It Only Works If You Do: How To Utilize Freelance Content The Right Way
Every day people spend tons of money on freelancers without truly knowing how to utilize freelance content. I want to help you avoid this mistake. Freelance work thrives when people get a return on their investment. Today's post will teach you how to do just that.
Great freelancers don't want to continue to take your money without setting you up for success, but the simple matter is, we can't do everything for you. If you hire us to create a book cover, we can't sell the books. If you hire us to write a blog post, we can't drive traffic to your blog.
There are specific tasks that you need to do to make your website successful. If you are paying for a freelancer to give you content strategy advice as well as writing content, that's one thing. If you are only paying for my blog posts, though, don't expect my content to move mountains if you are not putting forth the effort to help it get there.
So, now that we have done an adequate amount of talking let's get into how you can utilize freelance content the right way.

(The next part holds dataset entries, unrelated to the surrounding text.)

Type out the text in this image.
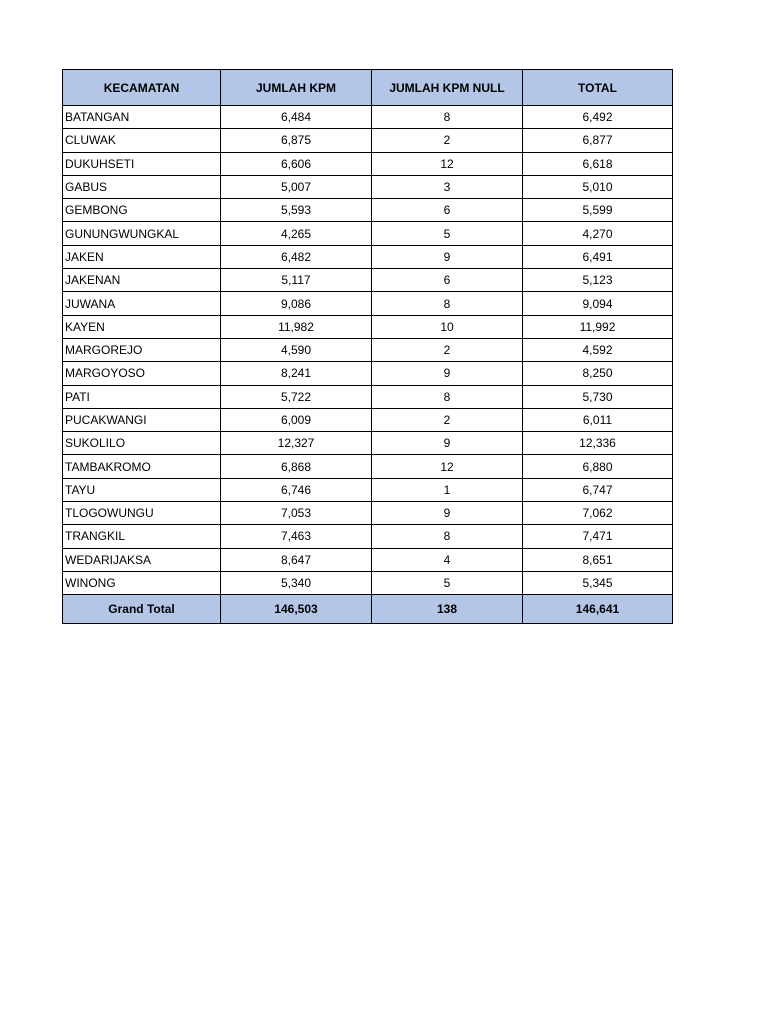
KECAMATAN	JUMLAH KPM	JUMLAH KPM NULL	TOTAL
BATANGAN	6,484	8	6,492
CLUWAK	6,875	2	6,877
DUKUHSETI	6,606	12	6,618
GABUS	5,007	3	5,010
GEMBONG	5,593	6	5,599
GUNUNGWUNGKAL	4,265	5	4,270
JAKEN	6,482	9	6,491
JAKENAN	5,117	6	5,123
JUWANA	9,086	8	9,094
KAYEN	11,982	10	11,992
MARGOREJO	4,590	2	4,592
MARGOYOSO	8,241	9	8,250
PATI	5,722	8	5,730
PUCAKWANGI	6,009	2	6,011
SUKOLILO	12,327	9	12,336
TAMBAKROMO	6,868	12	6,880
TAYU	6,746	1	6,747
TLOGOWUNGU	7,053	9	7,062
TRANGKIL	7,463	8	7,471
WEDARIJAKSA	8,647	4	8,651
WINONG	5,340	5	5,345
Grand Total	146,503	138	146,641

When you want to utilize freelance content, you first need to make some adjustments in how you give out assignments. Here are a few things you can do before you ever give the task to a freelancer that will help you in the long run.
Know Your Goals
If you don't have a goal for your freelance content, how will you ever be able to utilize it? You must have a long-term goal for the content that you are getting freelancers to produce. Otherwise, you are just throwing good money out of the window.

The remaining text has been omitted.